The "anycast" type connection here is that the same numerical address would actually map to a great number of possible hosts depending on exactly where you were, but you could only really see one of them at a time. Even though you're talking to the same apparent IP address, the services you got might vary from one ISP to the next, and possibly even within different metro areas within the same larger provider.

Of course, none of this is really necessary. DHCP options have been used to convey all sorts of random bits of information to clients which may or may not pay attention to them. The most obvious ones are the domain name and DNS servers, but there are others, too. Of course, as soon as you switch to a networking scheme in which you don't use DHCP, then you have to distribute (and update) those details some other way.

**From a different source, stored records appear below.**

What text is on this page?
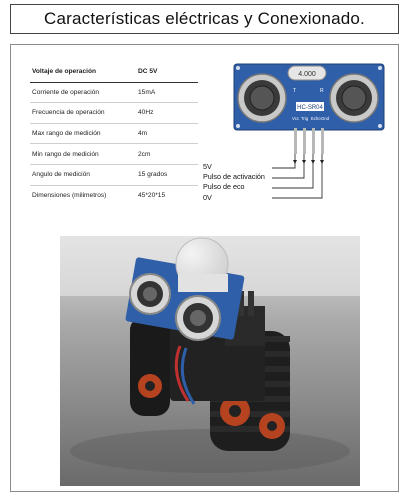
Características eléctricas y Conexionado.
Voltaje de operación	DC 5V
Corriente de operación	15mA
Frecuencia de operación	40Hz
Max rango de medición	4m
Min rango de medición	2cm
Angulo de medición	15 grados
Dimensiones (milimetros)	45*20*15
4.000
T	R
HC-SR04
Vcc Trig Echo Gnd
5V
Pulso de activación
Pulso de eco
0V
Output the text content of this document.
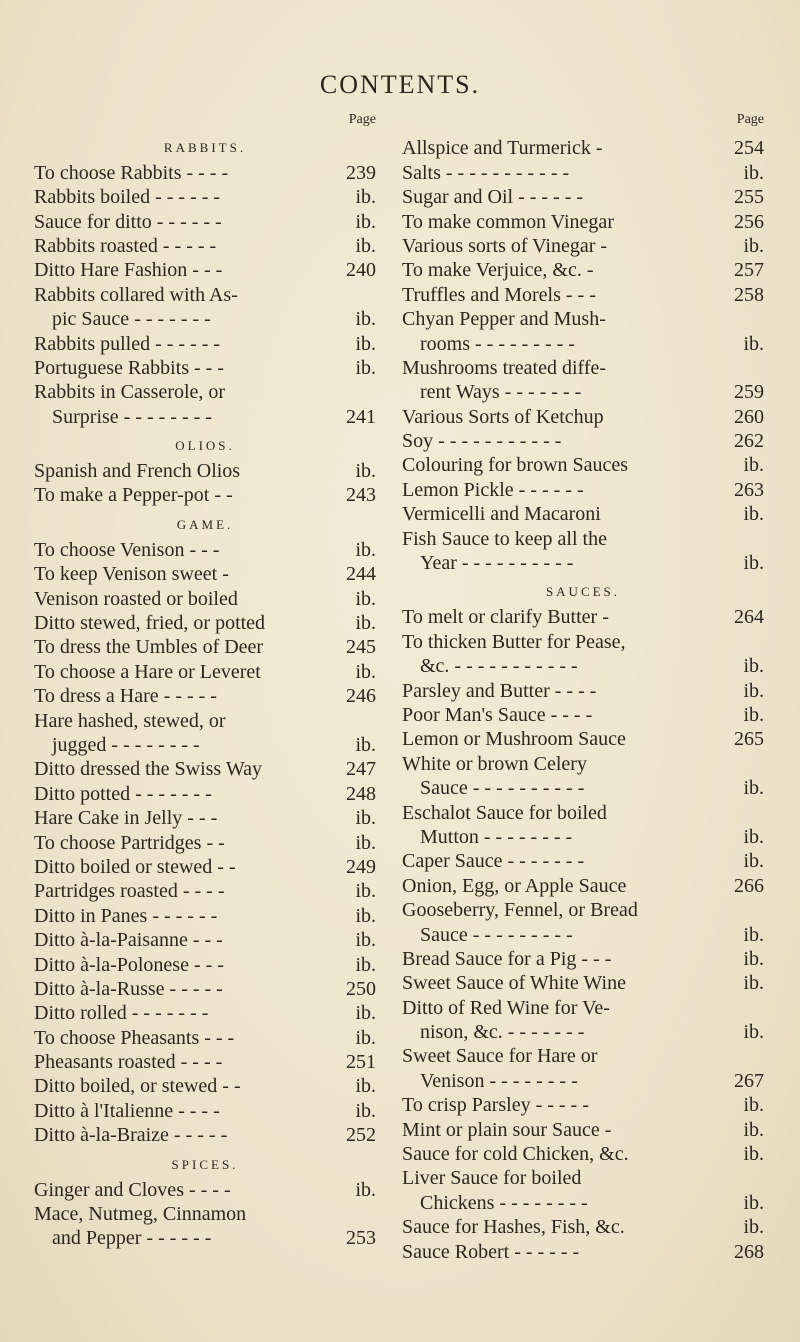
CONTENTS.
Page
RABBITS.
To choose Rabbits - - - -	239
Rabbits boiled - - - - - -	ib.
Sauce for ditto - - - - - -	ib.
Rabbits roasted - - - - -	ib.
Ditto Hare Fashion - - -	240
Rabbits collared with As-
pic Sauce - - - - - - -	ib.
Rabbits pulled - - - - - -	ib.
Portuguese Rabbits - - -	ib.
Rabbits in Casserole, or
Surprise - - - - - - - -	241
OLIOS.
Spanish and French Olios	ib.
To make a Pepper-pot - -	243
GAME.
To choose Venison - - -	ib.
To keep Venison sweet -	244
Venison roasted or boiled	ib.
Ditto stewed, fried, or potted	ib.
To dress the Umbles of Deer	245
To choose a Hare or Leveret	ib.
To dress a Hare - - - - -	246
Hare hashed, stewed, or
jugged - - - - - - - -	ib.
Ditto dressed the Swiss Way	247
Ditto potted - - - - - - -	248
Hare Cake in Jelly - - -	ib.
To choose Partridges - -	ib.
Ditto boiled or stewed - -	249
Partridges roasted - - - -	ib.
Ditto in Panes - - - - - -	ib.
Ditto à-la-Paisanne - - -	ib.
Ditto à-la-Polonese - - -	ib.
Ditto à-la-Russe - - - - -	250
Ditto rolled - - - - - - -	ib.
To choose Pheasants - - -	ib.
Pheasants roasted - - - -	251
Ditto boiled, or stewed - -	ib.
Ditto à l'Italienne - - - -	ib.
Ditto à-la-Braize - - - - -	252
SPICES.
Ginger and Cloves - - - -	ib.
Mace, Nutmeg, Cinnamon
and Pepper - - - - - -	253
Page
Allspice and Turmerick -	254
Salts - - - - - - - - - - -	ib.
Sugar and Oil - - - - - -	255
To make common Vinegar	256
Various sorts of Vinegar -	ib.
To make Verjuice, &c. -	257
Truffles and Morels - - -	258
Chyan Pepper and Mush-
rooms - - - - - - - - -	ib.
Mushrooms treated diffe-
rent Ways - - - - - - -	259
Various Sorts of Ketchup	260
Soy - - - - - - - - - - -	262
Colouring for brown Sauces	ib.
Lemon Pickle - - - - - -	263
Vermicelli and Macaroni	ib.
Fish Sauce to keep all the
Year - - - - - - - - - -	ib.
SAUCES.
To melt or clarify Butter -	264
To thicken Butter for Pease,
&c. - - - - - - - - - - -	ib.
Parsley and Butter - - - -	ib.
Poor Man's Sauce - - - -	ib.
Lemon or Mushroom Sauce	265
White or brown Celery
Sauce - - - - - - - - - -	ib.
Eschalot Sauce for boiled
Mutton - - - - - - - -	ib.
Caper Sauce - - - - - - -	ib.
Onion, Egg, or Apple Sauce	266
Gooseberry, Fennel, or Bread
Sauce - - - - - - - - -	ib.
Bread Sauce for a Pig - - -	ib.
Sweet Sauce of White Wine	ib.
Ditto of Red Wine for Ve-
nison, &c. - - - - - - -	ib.
Sweet Sauce for Hare or
Venison - - - - - - - -	267
To crisp Parsley - - - - -	ib.
Mint or plain sour Sauce -	ib.
Sauce for cold Chicken, &c.	ib.
Liver Sauce for boiled
Chickens - - - - - - - -	ib.
Sauce for Hashes, Fish, &c.	ib.
Sauce Robert - - - - - -	268
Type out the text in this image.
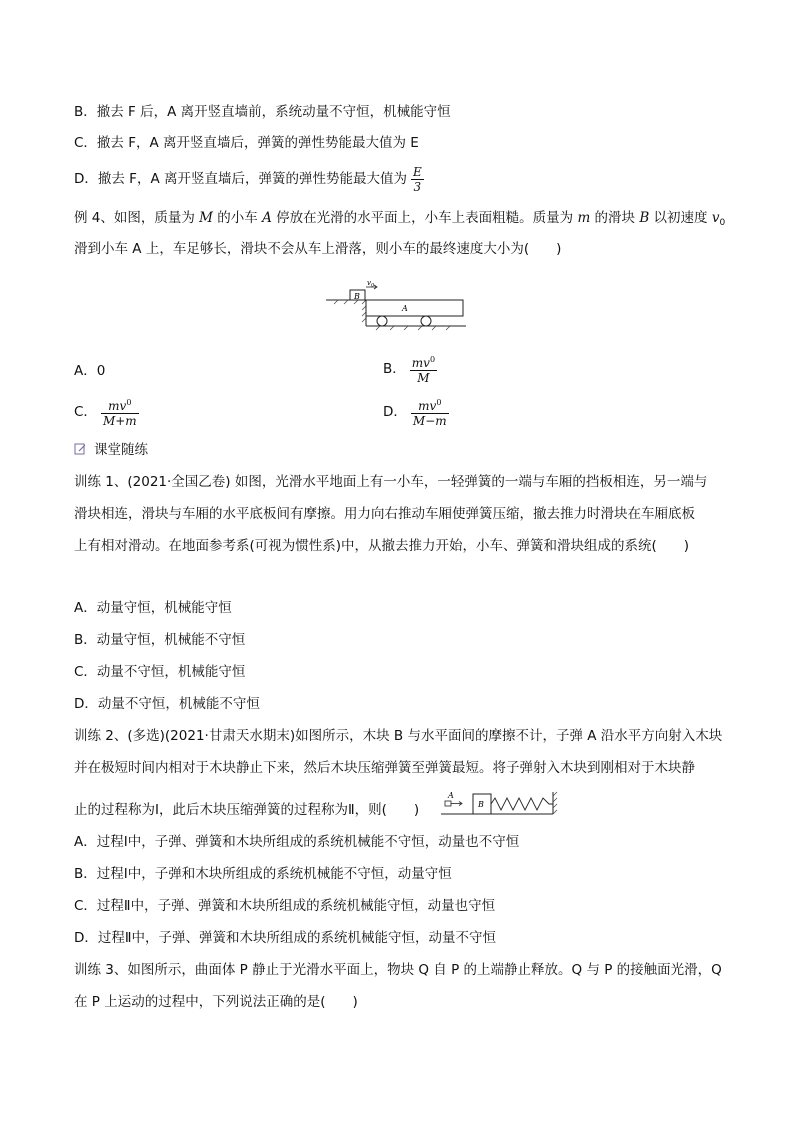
B．撤去 F 后，A 离开竖直墙前，系统动量不守恒，机械能守恒
C．撤去 F，A 离开竖直墙后，弹簧的弹性势能最大值为 E
D．撤去 F，A 离开竖直墙后，弹簧的弹性势能最大值为 $\frac{E}{3}$
例 4、如图，质量为 M 的小车 A 停放在光滑的水平面上，小车上表面粗糙。质量为 m 的滑块 B 以初速度 $v_0$
滑到小车 A 上，车足够长，滑块不会从车上滑落，则小车的最终速度大小为(　　)
B
$v_0$
A
A．0	B． $\frac{mv^0}{M}$
C． $\frac{mv^0}{M+m}$	D． $\frac{mv^0}{M-m}$
课堂随练
训练 1、(2021·全国乙卷) 如图，光滑水平地面上有一小车，一轻弹簧的一端与车厢的挡板相连，另一端与
滑块相连，滑块与车厢的水平底板间有摩擦。用力向右推动车厢使弹簧压缩，撤去推力时滑块在车厢底板
上有相对滑动。在地面参考系(可视为惯性系)中，从撤去推力开始，小车、弹簧和滑块组成的系统(　　)
A．动量守恒，机械能守恒
B．动量守恒，机械能不守恒
C．动量不守恒，机械能守恒
D．动量不守恒，机械能不守恒
训练 2、(多选)(2021·甘肃天水期末)如图所示，木块 B 与水平面间的摩擦不计，子弹 A 沿水平方向射入木块
并在极短时间内相对于木块静止下来，然后木块压缩弹簧至弹簧最短。将子弹射入木块到刚相对于木块静
止的过程称为Ⅰ，此后木块压缩弹簧的过程称为Ⅱ，则(　　)
A
B
A．过程Ⅰ中，子弹、弹簧和木块所组成的系统机械能不守恒，动量也不守恒
B．过程Ⅰ中，子弹和木块所组成的系统机械能不守恒，动量守恒
C．过程Ⅱ中，子弹、弹簧和木块所组成的系统机械能守恒，动量也守恒
D．过程Ⅱ中，子弹、弹簧和木块所组成的系统机械能守恒，动量不守恒
训练 3、如图所示，曲面体 P 静止于光滑水平面上，物块 Q 自 P 的上端静止释放。Q 与 P 的接触面光滑，Q
在 P 上运动的过程中，下列说法正确的是(　　)
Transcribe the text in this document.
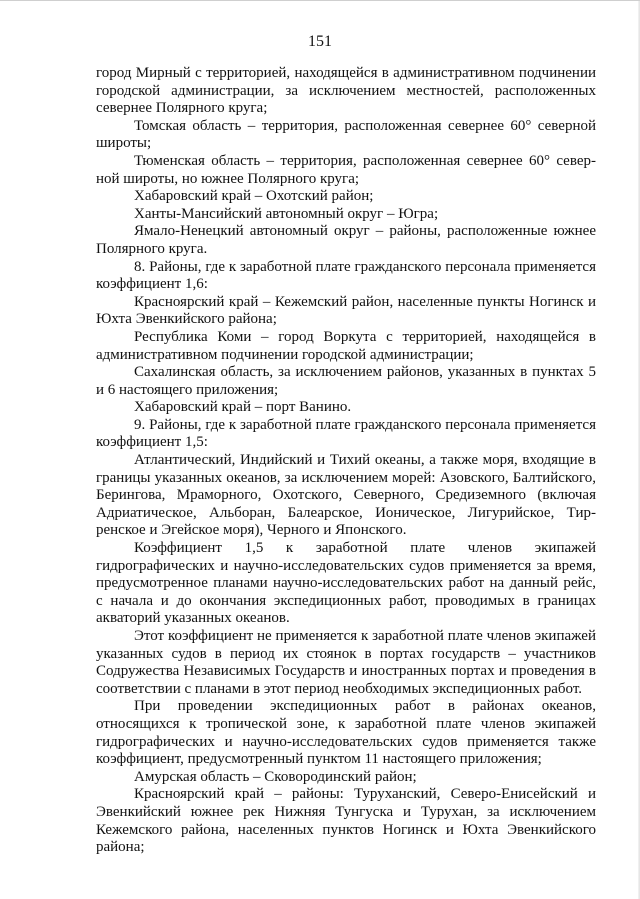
151

город Мирный с территорией, находящейся в административном подчинении городской администрации, за исключением местностей, расположенных севернее Полярного круга;

Томская область – территория, расположенная севернее 60° северной широты;

Тюменская область – территория, расположенная севернее 60° северной широты, но южнее Полярного круга;

Хабаровский край – Охотский район;

Ханты-Мансийский автономный округ – Югра;

Ямало-Ненецкий автономный округ – районы, расположенные южнее Полярного круга.

8. Районы, где к заработной плате гражданского персонала применяется коэффициент 1,6:

Красноярский край – Кежемский район, населенные пункты Ногинск и Юхта Эвенкийского района;

Республика Коми – город Воркута с территорией, находящейся в административном подчинении городской администрации;

Сахалинская область, за исключением районов, указанных в пунктах 5 и 6 настоящего приложения;

Хабаровский край – порт Ванино.

9. Районы, где к заработной плате гражданского персонала применяется коэффициент 1,5:

Атлантический, Индийский и Тихий океаны, а также моря, входящие в границы указанных океанов, за исключением морей: Азовского, Балтийского, Берингова, Мраморного, Охотского, Северного, Средиземного (включая Адриатическое, Альборан, Балеарское, Ионическое, Лигурийское, Тирренское и Эгейское моря), Черного и Японского.

Коэффициент 1,5 к заработной плате членов экипажей гидрографических и научно-исследовательских судов применяется за время, предусмотренное планами научно-исследовательских работ на данный рейс, с начала и до окончания экспедиционных работ, проводимых в границах акваторий указанных океанов.

Этот коэффициент не применяется к заработной плате членов экипажей указанных судов в период их стоянок в портах государств – участников Содружества Независимых Государств и иностранных портах и проведения в соответствии с планами в этот период необходимых экспедиционных работ.

При проведении экспедиционных работ в районах океанов, относящихся к тропической зоне, к заработной плате членов экипажей гидрографических и научно-исследовательских судов применяется также коэффициент, предусмотренный пунктом 11 настоящего приложения;

Амурская область – Сковородинский район;

Красноярский край – районы: Туруханский, Северо-Енисейский и Эвенкийский южнее рек Нижняя Тунгуска и Турухан, за исключением Кежемского района, населенных пунктов Ногинск и Юхта Эвенкийского района;
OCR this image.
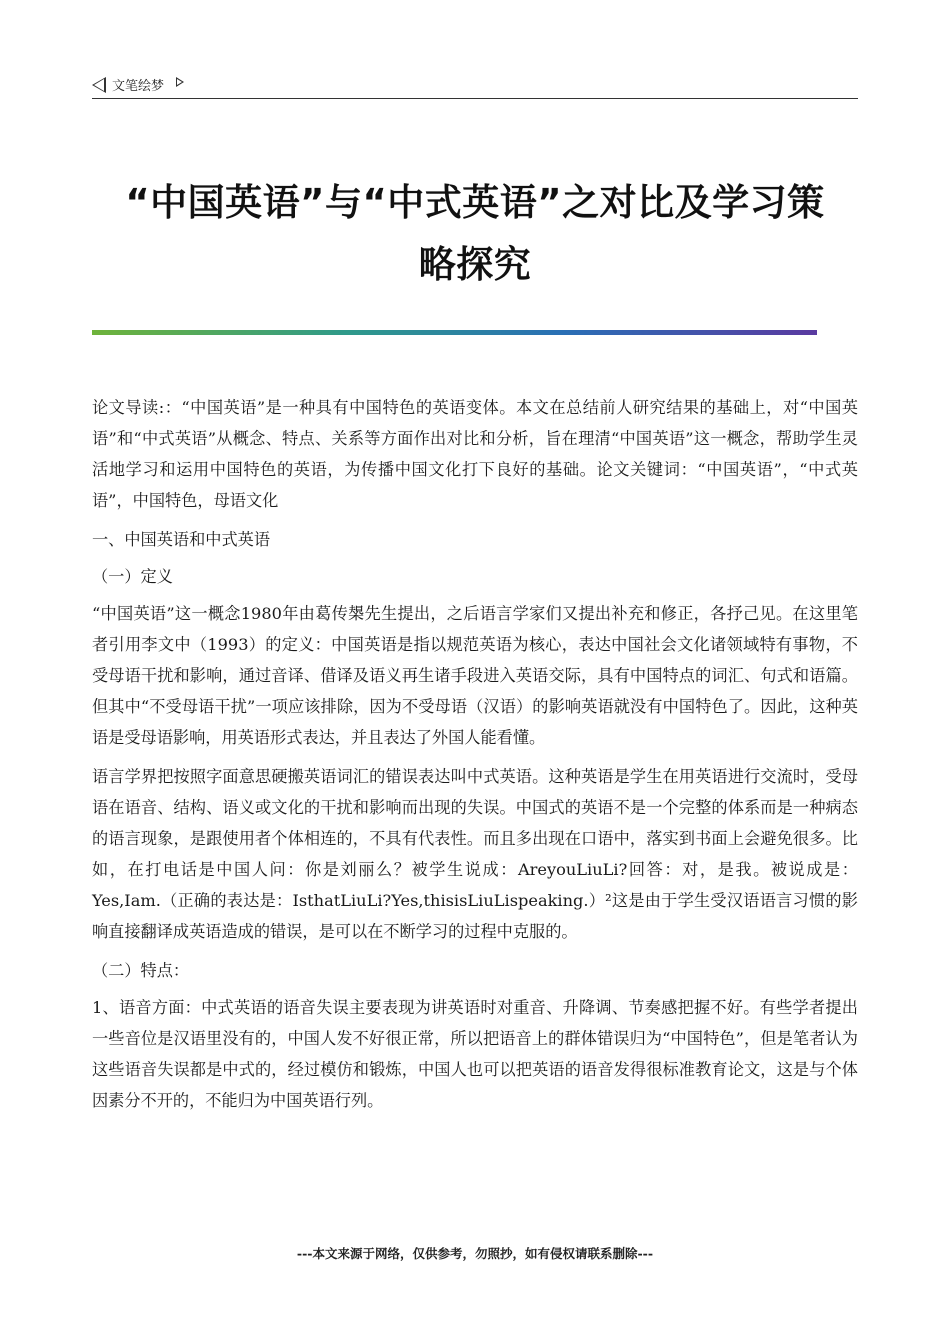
文笔绘梦
“中国英语”与“中式英语”之对比及学习策
略探究

论文导读:：“中国英语”是一种具有中国特色的英语变体。本文在总结前人研究结果的基础上，对“中国英语”和“中式英语”从概念、特点、关系等方面作出对比和分析，旨在理清“中国英语”这一概念，帮助学生灵活地学习和运用中国特色的英语，为传播中国文化打下良好的基础。论文关键词：“中国英语”，“中式英语”，中国特色，母语文化

一、中国英语和中式英语

（一）定义

“中国英语”这一概念1980年由葛传槼先生提出，之后语言学家们又提出补充和修正，各抒己见。在这里笔者引用李文中（1993）的定义：中国英语是指以规范英语为核心，表达中国社会文化诸领域特有事物，不受母语干扰和影响，通过音译、借译及语义再生诸手段进入英语交际，具有中国特点的词汇、句式和语篇。但其中“不受母语干扰”一项应该排除，因为不受母语（汉语）的影响英语就没有中国特色了。因此，这种英语是受母语影响，用英语形式表达，并且表达了外国人能看懂。

语言学界把按照字面意思硬搬英语词汇的错误表达叫中式英语。这种英语是学生在用英语进行交流时，受母语在语音、结构、语义或文化的干扰和影响而出现的失误。中国式的英语不是一个完整的体系而是一种病态的语言现象，是跟使用者个体相连的，不具有代表性。而且多出现在口语中，落实到书面上会避免很多。比如，在打电话是中国人问：你是刘丽么？被学生说成：AreyouLiuLi?回答：对，是我。被说成是：Yes,Iam.（正确的表达是：IsthatLiuLi?Yes,thisisLiuLispeaking.）²这是由于学生受汉语语言习惯的影响直接翻译成英语造成的错误，是可以在不断学习的过程中克服的。

（二）特点：

1、语音方面：中式英语的语音失误主要表现为讲英语时对重音、升降调、节奏感把握不好。有些学者提出一些音位是汉语里没有的，中国人发不好很正常，所以把语音上的群体错误归为“中国特色”，但是笔者认为这些语音失误都是中式的，经过模仿和锻炼，中国人也可以把英语的语音发得很标准教育论文，这是与个体因素分不开的，不能归为中国英语行列。

---本文来源于网络，仅供参考，勿照抄，如有侵权请联系删除---
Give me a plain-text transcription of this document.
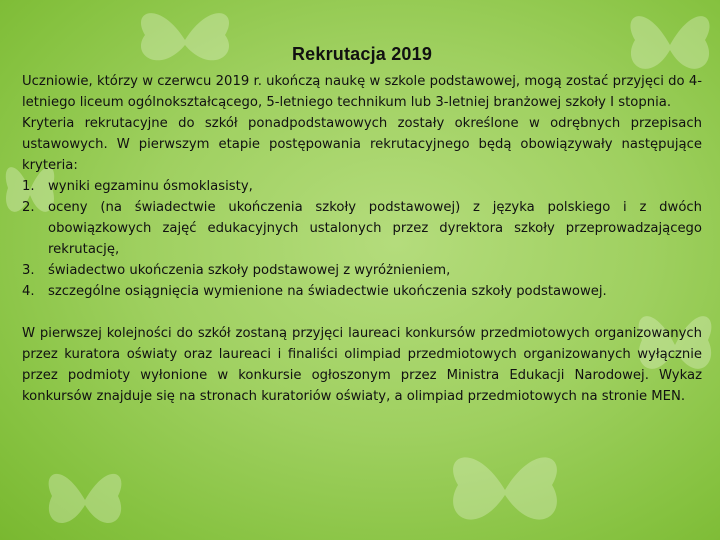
Rekrutacja 2019

Uczniowie, którzy w czerwcu 2019 r. ukończą naukę w szkole podstawowej, mogą zostać przyjęci do 4-letniego liceum ogólnokształcącego, 5-letniego technikum lub 3-letniej branżowej szkoły I stopnia.

Kryteria rekrutacyjne do szkół ponadpodstawowych zostały określone w odrębnych przepisach ustawowych. W pierwszym etapie postępowania rekrutacyjnego będą obowiązywały następujące kryteria:

1. wyniki egzaminu ósmoklasisty,
2. oceny (na świadectwie ukończenia szkoły podstawowej) z języka polskiego i z dwóch obowiązkowych zajęć edukacyjnych ustalonych przez dyrektora szkoły przeprowadzającego rekrutację,
3. świadectwo ukończenia szkoły podstawowej z wyróżnieniem,
4. szczególne osiągnięcia wymienione na świadectwie ukończenia szkoły podstawowej.

W pierwszej kolejności do szkół zostaną przyjęci laureaci konkursów przedmiotowych organizowanych przez kuratora oświaty oraz laureaci i finaliści olimpiad przedmiotowych organizowanych wyłącznie przez podmioty wyłonione w konkursie ogłoszonym przez Ministra Edukacji Narodowej. Wykaz konkursów znajduje się na stronach kuratoriów oświaty, a olimpiad przedmiotowych na stronie MEN.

Once you have DNS, you can just rely on a bunch of well-known host names instead. Just look at all of the multicast "class D" magic hidden in *.mcast.net. Try running in-addr PTR lookups for chunks of that space and you can find all sorts of funky things.

All of this is probably why this is just another half-baked idea and not the way things actually run. The closest you'll find to this is stuff like Google's DNS at 8.8.4.4 and 8.8.8.8. It attempts to be all things to all people and does use anycast, but it's all still going to them and not some independent service at your local provider.

...

I have a random story about those IPs which is too short to make into its own story. A couple of months before that DNS service launched, I was acting as a DJ using my laptop and iTunes at a Saturday morning event. I still worked at That Place, and as a result knew a lot about what was going on inside. We had a bunch of visitors in the building that day for a LEGO robotics event.

As one of the few people who was effectively fixed in place (on stage) all day, I became a de facto contact point for people with questions. Some random person with a slightly unusual-looking iPhone came over and was asking for help with getting on the public/open wireless network. He had pulled up his network screen and saw the IPs were 8.8.8.8 and 8.8.4.4. He figured that must be some kind of bug, and showed me the screen.

I was a good little worker bee who wasn't about to be the one to announce an unreleased service, so I just looked at him and said... "no, that's actually right", and just smiled. I think he understood the universal Silly Valley lingo for "you just saw something that doesn't officially exist yet" and went with it. I guess he got things working shortly thereafter since he went away and didn't ask any further questions.